Like many iBuyer companies, Offerpad had a difficult third quarter, posting a net loss of $80 million according to its Nov. 2 earnings report.

"Despite the current market volatility, I firmly believe technology-enabled solutions that simplify the home ownership experience will define the future of real estate," said Brian Bair, Chairman and CEO of Offerpad, upon release of the earnings report.

The iBuyer industry, which involves companies buying homes, doing light renovations and quickly reselling them, has been battered by shifting market conditions, causing some major players to exit the market. Zillow began shuttering its Zillow Offers program in November 2021 and sold its last home earlier this fall. More recently, Redfin announced this month that it would end its RedfinNow iBuying program.

Opendoor, one of the remaining dominant companies in the iBuying market, announced in early November that it was laying off 550 employees, reducing its workforce by 18%. The company reported $211 million in third-quarter adjusted losses in its most recent earnings report.

In its Q3 earnings release, Offerpad said it was focused on selling the homes that it had acquired before the market slowed.

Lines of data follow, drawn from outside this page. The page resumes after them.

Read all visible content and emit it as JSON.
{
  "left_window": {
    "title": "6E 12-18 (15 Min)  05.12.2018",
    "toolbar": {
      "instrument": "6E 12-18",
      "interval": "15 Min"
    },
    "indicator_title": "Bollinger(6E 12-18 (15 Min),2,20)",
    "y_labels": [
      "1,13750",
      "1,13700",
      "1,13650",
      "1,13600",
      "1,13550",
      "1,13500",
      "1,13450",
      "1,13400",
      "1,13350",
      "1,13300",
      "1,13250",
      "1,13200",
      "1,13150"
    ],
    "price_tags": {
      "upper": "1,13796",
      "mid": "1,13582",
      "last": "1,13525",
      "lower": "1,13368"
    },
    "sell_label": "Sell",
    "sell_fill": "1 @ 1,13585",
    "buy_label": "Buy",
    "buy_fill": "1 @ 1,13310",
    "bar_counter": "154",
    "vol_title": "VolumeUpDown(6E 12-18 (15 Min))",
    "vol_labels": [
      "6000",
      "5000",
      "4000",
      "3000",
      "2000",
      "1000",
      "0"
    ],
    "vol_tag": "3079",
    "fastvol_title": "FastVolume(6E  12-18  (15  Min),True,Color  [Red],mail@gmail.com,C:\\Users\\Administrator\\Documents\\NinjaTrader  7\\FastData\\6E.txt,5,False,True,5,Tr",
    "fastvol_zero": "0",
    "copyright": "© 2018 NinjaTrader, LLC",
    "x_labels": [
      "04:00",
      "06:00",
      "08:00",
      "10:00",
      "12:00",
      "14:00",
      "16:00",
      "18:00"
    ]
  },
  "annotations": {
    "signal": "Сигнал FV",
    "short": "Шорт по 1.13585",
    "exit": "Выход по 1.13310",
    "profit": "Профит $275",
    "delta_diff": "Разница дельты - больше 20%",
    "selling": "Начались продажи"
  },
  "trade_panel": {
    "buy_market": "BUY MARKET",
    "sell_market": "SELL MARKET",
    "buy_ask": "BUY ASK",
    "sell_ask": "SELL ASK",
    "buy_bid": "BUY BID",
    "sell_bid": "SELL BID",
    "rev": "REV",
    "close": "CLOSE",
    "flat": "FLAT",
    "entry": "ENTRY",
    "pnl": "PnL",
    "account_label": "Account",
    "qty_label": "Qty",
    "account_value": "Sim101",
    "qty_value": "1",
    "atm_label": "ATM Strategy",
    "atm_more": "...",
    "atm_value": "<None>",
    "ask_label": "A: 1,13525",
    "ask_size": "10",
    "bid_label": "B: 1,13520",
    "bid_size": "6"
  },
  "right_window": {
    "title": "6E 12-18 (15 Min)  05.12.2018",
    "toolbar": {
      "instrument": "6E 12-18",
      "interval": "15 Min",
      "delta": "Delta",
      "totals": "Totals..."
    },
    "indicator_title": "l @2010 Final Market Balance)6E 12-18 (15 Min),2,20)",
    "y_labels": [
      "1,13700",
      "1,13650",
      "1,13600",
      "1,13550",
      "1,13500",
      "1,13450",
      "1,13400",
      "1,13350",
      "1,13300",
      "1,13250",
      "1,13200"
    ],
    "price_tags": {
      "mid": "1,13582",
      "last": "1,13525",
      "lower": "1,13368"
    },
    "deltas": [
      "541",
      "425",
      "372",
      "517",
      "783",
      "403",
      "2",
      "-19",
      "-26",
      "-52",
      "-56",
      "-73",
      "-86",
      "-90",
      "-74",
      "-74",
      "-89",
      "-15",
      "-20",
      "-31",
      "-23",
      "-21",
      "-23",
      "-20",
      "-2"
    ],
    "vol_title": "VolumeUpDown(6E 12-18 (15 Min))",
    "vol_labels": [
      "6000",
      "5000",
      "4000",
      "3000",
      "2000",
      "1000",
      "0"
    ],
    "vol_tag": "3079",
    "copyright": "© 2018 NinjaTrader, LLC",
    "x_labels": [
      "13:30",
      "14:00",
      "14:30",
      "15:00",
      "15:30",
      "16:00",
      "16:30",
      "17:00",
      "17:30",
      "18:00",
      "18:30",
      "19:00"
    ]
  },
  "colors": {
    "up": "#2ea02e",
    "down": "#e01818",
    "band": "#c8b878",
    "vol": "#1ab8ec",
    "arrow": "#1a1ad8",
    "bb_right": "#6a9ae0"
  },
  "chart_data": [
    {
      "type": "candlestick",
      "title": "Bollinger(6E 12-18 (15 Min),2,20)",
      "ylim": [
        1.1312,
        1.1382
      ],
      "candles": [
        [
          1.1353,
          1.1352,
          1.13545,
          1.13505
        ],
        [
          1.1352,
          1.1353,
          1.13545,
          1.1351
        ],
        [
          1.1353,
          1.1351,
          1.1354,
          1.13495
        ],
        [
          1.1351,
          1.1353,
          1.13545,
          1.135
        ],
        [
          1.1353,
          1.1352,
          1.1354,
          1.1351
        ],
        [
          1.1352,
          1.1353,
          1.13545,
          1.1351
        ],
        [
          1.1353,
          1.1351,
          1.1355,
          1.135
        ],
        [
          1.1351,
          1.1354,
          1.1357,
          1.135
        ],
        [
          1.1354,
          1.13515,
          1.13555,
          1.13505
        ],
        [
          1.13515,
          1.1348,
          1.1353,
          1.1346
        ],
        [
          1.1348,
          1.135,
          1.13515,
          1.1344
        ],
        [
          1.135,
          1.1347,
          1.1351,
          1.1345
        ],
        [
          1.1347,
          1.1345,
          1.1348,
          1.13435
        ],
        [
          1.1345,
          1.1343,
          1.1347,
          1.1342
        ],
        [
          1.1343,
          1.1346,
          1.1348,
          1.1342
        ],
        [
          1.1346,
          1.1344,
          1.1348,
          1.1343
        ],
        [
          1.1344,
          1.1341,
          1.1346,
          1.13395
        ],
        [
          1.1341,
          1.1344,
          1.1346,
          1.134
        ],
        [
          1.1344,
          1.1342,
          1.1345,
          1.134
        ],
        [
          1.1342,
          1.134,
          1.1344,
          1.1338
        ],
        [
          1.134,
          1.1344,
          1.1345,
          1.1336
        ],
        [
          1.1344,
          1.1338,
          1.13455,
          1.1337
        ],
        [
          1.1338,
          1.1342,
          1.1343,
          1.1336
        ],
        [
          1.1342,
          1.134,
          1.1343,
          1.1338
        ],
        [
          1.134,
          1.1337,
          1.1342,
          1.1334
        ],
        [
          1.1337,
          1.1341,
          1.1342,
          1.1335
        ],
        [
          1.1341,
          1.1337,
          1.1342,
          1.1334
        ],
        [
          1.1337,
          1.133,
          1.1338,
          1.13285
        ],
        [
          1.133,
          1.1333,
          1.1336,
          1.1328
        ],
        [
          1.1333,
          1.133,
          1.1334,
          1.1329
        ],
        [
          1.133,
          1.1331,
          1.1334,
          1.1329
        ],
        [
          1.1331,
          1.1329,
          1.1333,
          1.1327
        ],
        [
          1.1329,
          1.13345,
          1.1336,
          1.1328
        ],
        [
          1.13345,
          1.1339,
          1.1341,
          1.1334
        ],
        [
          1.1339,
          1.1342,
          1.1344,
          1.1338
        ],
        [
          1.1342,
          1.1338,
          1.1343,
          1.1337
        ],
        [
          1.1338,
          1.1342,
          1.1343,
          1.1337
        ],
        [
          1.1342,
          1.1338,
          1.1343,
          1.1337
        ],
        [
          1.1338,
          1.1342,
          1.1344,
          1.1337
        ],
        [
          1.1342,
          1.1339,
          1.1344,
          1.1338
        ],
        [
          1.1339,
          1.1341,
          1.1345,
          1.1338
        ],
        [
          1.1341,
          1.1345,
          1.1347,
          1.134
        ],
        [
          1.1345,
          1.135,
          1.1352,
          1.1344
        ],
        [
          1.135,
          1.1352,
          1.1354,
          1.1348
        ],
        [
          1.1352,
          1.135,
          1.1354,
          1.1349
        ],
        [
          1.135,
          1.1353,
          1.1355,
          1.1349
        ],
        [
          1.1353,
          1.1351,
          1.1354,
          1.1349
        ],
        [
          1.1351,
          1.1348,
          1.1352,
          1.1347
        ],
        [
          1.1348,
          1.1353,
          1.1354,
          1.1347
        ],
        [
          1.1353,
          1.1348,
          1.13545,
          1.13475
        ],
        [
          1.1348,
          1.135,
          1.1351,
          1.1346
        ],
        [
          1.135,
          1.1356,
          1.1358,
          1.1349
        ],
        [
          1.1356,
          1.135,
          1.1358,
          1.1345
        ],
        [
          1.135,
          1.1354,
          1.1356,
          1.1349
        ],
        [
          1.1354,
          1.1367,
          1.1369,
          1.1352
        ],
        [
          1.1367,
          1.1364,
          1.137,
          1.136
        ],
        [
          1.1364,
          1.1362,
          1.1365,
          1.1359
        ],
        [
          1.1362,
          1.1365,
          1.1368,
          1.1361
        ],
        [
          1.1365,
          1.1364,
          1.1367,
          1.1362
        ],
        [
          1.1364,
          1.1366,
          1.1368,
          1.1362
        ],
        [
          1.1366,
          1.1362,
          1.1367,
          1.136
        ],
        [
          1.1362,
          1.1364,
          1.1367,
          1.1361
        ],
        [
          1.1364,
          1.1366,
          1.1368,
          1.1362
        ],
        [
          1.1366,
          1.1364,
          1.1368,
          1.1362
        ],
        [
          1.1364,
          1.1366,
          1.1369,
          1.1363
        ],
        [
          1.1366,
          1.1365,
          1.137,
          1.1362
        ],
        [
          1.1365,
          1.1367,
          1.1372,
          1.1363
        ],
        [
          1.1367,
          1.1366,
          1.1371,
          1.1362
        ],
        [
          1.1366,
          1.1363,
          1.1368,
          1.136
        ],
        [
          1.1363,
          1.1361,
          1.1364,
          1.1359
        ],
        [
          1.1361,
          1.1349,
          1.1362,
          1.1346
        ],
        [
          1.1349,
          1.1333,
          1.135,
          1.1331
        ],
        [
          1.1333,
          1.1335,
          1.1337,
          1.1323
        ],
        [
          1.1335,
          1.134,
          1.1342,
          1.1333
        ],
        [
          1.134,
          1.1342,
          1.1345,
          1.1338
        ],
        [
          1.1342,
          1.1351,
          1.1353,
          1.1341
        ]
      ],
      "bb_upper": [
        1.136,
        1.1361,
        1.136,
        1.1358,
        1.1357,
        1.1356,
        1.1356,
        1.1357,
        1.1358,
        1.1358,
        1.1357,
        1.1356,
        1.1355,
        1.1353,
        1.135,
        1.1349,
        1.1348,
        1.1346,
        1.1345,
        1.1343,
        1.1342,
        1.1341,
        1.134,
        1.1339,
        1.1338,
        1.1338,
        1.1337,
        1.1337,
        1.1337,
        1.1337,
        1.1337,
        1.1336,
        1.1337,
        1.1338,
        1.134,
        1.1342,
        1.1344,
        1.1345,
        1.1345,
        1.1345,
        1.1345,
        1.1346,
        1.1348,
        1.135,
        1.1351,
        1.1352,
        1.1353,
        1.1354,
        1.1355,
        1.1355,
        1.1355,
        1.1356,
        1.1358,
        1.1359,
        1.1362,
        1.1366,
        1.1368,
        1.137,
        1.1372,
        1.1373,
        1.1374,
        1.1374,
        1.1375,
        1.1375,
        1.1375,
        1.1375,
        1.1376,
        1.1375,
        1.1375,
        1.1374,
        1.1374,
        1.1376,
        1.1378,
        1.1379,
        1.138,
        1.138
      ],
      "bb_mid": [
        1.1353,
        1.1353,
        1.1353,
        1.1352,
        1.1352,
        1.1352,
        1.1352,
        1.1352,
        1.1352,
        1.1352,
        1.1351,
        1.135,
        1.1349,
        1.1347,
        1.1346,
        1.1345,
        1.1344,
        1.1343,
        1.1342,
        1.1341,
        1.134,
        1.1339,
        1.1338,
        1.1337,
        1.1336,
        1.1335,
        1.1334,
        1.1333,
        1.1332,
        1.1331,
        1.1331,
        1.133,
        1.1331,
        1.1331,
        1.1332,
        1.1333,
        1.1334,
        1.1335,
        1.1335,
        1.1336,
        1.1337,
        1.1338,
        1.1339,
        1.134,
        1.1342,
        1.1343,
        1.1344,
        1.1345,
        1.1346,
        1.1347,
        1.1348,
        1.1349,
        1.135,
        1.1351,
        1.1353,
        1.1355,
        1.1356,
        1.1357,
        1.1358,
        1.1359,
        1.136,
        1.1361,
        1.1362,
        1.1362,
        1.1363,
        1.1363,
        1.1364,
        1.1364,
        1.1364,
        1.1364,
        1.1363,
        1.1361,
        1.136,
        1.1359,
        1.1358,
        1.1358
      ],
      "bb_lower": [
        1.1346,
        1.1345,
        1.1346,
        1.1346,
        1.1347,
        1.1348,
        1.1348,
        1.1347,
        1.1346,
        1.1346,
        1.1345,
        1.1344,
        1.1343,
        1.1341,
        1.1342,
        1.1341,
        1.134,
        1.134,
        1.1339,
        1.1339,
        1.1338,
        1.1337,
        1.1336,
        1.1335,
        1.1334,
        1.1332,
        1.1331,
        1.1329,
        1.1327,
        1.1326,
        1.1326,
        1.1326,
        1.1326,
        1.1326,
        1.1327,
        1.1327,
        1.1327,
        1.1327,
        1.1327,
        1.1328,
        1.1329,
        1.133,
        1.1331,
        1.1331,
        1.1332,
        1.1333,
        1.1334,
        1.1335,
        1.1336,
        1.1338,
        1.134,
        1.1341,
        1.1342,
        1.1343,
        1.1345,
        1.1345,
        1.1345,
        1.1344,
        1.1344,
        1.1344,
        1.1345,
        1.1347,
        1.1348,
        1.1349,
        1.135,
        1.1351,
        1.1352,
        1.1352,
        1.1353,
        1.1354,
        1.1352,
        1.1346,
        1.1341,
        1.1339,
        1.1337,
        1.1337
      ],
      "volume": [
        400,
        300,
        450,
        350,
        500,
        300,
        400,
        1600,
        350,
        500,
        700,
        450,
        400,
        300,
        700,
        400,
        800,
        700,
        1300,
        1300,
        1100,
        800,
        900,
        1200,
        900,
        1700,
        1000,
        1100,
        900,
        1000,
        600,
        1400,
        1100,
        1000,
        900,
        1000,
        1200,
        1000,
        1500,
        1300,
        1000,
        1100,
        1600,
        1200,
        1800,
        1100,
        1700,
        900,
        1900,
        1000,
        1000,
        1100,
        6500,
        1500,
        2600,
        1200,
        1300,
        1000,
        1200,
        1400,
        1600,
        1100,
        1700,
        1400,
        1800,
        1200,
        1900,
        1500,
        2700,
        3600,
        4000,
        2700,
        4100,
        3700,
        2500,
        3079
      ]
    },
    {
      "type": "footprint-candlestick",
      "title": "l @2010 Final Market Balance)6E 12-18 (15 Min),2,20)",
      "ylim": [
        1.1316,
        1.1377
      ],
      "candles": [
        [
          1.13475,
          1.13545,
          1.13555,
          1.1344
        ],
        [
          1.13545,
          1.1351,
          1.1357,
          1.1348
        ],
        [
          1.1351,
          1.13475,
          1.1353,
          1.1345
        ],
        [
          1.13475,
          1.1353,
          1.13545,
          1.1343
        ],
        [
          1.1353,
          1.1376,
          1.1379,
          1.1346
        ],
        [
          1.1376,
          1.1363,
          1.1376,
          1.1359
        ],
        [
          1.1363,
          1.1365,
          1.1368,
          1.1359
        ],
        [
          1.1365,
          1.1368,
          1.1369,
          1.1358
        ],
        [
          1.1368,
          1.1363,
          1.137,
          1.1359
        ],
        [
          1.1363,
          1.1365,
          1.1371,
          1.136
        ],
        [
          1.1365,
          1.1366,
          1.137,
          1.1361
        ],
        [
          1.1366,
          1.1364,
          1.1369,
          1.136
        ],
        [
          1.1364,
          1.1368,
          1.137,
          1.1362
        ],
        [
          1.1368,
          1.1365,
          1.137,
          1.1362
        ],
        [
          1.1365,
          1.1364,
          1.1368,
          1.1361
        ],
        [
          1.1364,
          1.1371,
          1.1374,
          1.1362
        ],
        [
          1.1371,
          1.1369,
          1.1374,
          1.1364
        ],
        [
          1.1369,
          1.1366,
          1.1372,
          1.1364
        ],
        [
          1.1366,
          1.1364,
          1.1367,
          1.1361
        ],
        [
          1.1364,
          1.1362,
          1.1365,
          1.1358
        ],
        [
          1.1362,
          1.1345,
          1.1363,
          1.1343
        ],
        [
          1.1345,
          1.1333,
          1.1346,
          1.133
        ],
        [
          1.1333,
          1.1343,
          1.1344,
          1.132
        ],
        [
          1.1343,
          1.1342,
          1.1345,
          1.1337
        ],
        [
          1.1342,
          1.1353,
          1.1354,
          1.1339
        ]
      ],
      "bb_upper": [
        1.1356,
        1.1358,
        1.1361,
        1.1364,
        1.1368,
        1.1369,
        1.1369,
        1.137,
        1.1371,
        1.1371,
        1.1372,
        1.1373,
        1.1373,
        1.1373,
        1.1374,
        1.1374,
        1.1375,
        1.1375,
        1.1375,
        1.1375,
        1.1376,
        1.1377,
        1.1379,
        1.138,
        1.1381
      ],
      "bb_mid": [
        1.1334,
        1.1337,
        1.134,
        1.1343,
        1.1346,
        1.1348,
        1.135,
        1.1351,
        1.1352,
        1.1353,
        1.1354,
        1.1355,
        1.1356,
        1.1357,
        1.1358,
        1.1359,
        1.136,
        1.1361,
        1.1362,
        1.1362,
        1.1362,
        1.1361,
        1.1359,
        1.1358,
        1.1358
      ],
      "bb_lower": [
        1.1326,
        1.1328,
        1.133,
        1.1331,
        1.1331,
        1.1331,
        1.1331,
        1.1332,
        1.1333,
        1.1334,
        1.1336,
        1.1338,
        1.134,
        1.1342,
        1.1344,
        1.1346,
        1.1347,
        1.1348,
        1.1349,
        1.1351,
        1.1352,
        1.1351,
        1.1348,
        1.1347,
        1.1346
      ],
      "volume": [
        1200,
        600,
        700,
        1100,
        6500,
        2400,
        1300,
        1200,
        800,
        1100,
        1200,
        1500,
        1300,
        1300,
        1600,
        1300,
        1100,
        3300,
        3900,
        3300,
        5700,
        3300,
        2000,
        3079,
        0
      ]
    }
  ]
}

"We continue to navigate through this period of market dislocation by appropriately managing down our inventory levels and strategically acquiring homes that reflect current conditions," said Mike Burnett, CFO of Offerpad. "We are already seeing homes acquired later in the year performing better than those acquired prior to the market dislocation."

At the end of the Nov. 18 trading session, Offerpad's stock price was 73 cents a share.